If it wishes to taste more victories, the Congress needs to shed its pretensions of being the main Opposition party and be ready to play the bit role where required.
The BJP, much though it likes to fight as the lone wolf, needs to remember that pebbles and not rocks trip the grandest of chariots.
While the continued relevance of regional parties is great news for a plural society like India, coalitions should not come down to identity collectives. Parties need to unite on ideology and manifesto, not caste community calculations.
Religious polarisation versus caste polarisation will only mean more fragmentation, and take the discourse further away from issues of development and welfare.
Dirty tricks and ‘masterstrokes’
The Karnataka fight was clearly between two political camps, with the voter left entirely out of the equation.
The aftermath of the vote counting saw hectic activity, most of it improper and immoral, if not out-rightly illegal. All of it was hailed as great strategy, “Chanakya neeti”. Dirty tricks have always been part of political games. As we move towards a highly charged, high-stakes general elections, parties will become more desperate.
But underhand means need to be called just that. They should not be normalised, and even celebrated, as we saw in Karnataka.
BJP, learn grace in victory, and in defeat
Karnataka saw the BJP’s strongman style of winning elections played out to its limit. The saffron party loves brawn, and flaunts it. It is a sour loser, and cannot hide it.

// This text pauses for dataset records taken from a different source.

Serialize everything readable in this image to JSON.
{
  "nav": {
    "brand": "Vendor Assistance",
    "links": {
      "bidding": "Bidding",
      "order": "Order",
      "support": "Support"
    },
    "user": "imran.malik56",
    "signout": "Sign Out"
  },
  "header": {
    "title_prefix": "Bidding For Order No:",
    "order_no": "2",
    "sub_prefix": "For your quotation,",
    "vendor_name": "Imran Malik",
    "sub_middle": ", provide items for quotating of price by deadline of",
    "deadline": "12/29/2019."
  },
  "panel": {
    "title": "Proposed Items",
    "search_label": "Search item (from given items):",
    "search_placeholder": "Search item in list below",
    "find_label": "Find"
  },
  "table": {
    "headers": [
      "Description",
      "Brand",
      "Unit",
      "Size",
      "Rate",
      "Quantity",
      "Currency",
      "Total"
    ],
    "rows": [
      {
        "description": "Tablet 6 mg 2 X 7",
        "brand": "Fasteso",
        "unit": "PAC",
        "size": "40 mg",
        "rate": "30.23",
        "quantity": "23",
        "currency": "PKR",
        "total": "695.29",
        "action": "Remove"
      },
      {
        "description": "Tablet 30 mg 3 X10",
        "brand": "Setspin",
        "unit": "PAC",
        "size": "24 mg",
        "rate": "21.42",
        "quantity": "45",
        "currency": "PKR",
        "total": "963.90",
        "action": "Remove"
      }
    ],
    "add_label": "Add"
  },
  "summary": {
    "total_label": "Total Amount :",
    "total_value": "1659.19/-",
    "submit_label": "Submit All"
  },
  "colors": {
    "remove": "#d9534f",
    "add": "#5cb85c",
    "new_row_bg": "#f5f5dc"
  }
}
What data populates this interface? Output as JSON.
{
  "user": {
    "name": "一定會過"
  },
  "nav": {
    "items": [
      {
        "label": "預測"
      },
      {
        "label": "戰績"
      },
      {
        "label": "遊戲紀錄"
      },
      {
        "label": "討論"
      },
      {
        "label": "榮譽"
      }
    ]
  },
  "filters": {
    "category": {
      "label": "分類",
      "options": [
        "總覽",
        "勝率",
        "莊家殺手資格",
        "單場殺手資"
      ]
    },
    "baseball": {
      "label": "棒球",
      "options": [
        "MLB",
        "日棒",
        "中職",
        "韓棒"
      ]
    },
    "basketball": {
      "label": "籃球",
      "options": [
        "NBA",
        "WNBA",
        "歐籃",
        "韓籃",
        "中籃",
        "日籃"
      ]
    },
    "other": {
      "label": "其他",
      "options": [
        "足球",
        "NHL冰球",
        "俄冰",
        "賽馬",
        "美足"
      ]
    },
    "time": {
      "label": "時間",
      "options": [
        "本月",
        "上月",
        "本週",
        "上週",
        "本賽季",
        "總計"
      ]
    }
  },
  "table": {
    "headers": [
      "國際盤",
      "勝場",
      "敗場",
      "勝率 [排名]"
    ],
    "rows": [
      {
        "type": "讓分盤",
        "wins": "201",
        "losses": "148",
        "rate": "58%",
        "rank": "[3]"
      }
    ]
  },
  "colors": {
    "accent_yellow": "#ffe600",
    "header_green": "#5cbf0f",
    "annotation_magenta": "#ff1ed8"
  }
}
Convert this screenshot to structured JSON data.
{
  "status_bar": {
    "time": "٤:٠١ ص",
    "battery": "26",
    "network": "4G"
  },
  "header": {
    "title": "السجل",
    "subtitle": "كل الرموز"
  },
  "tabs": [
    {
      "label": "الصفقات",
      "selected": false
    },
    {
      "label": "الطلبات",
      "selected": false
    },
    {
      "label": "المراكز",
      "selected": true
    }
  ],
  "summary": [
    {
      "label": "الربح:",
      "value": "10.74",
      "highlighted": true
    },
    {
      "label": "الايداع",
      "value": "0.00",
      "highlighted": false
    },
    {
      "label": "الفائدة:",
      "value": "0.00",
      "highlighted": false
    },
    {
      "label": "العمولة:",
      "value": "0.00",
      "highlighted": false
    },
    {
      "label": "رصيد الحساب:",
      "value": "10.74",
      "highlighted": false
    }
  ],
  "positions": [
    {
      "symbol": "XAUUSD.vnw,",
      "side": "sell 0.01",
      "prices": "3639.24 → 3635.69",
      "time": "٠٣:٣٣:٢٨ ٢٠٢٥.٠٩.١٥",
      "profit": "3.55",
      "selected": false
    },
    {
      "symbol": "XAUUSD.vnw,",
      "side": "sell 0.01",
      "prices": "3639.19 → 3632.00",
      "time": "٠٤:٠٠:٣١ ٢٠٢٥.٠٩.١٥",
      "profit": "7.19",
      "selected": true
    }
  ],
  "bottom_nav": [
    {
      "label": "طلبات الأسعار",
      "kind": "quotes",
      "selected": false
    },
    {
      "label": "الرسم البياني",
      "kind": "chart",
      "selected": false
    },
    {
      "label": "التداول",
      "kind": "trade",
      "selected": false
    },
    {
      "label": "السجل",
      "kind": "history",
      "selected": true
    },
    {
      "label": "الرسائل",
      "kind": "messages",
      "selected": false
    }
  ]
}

In Karnataka, it did not even try to pretend at fair play. Vajubhai Vala, and old BJP hand but holding the apolitical office of governor, took three brazen decisions in two days – inviting the single largest party, the BJP, to form a government when it was clearly short of a majority and the Opposition was clearly not, nominating an Anglo-Indian MLA, and appointing a pro-tem speaker. MLAs were lost and found, audio clips of BJP purportedly trying to bribe Congress legislators were floating around till May 19 afternoon.
While Yeddyurappa did try to turn his resignation into an emotional moment, like Atal Bihari Vajpayee had in 1996, the BJP has moved far away from Vajpayee’s statesmanship.
For one state, the party was willing to throw away its avowed position of being an anti-corruption party, make very obvious its disregard for institutions. This is dangerous for the BJP, and even more so for the democracy it rules with a massive mandate.
The silver lining
One undisputed silver lining of the Karnataka story is that the strength of the Indian democracy lies in its robust institutions, and not in political parties or leaders. The Supreme Court, by hearing the Congress-JD(S) appeal post-midnight, by not stopping the swearing-in, but ordering a quick floor test, by not interfering with the appointment of the pro-tem speaker, rose above politics and upheld democracy.
The saga shows how no political party will ever become greater than India’s democracy, and there will always be checks and balances in place.
The Karnataka battle saw all the players involved pull out all their weapons. While it has well and truly blown the bugle for 2019, it has also given out warning bells. All political parties, and voters, have much to watch and learn.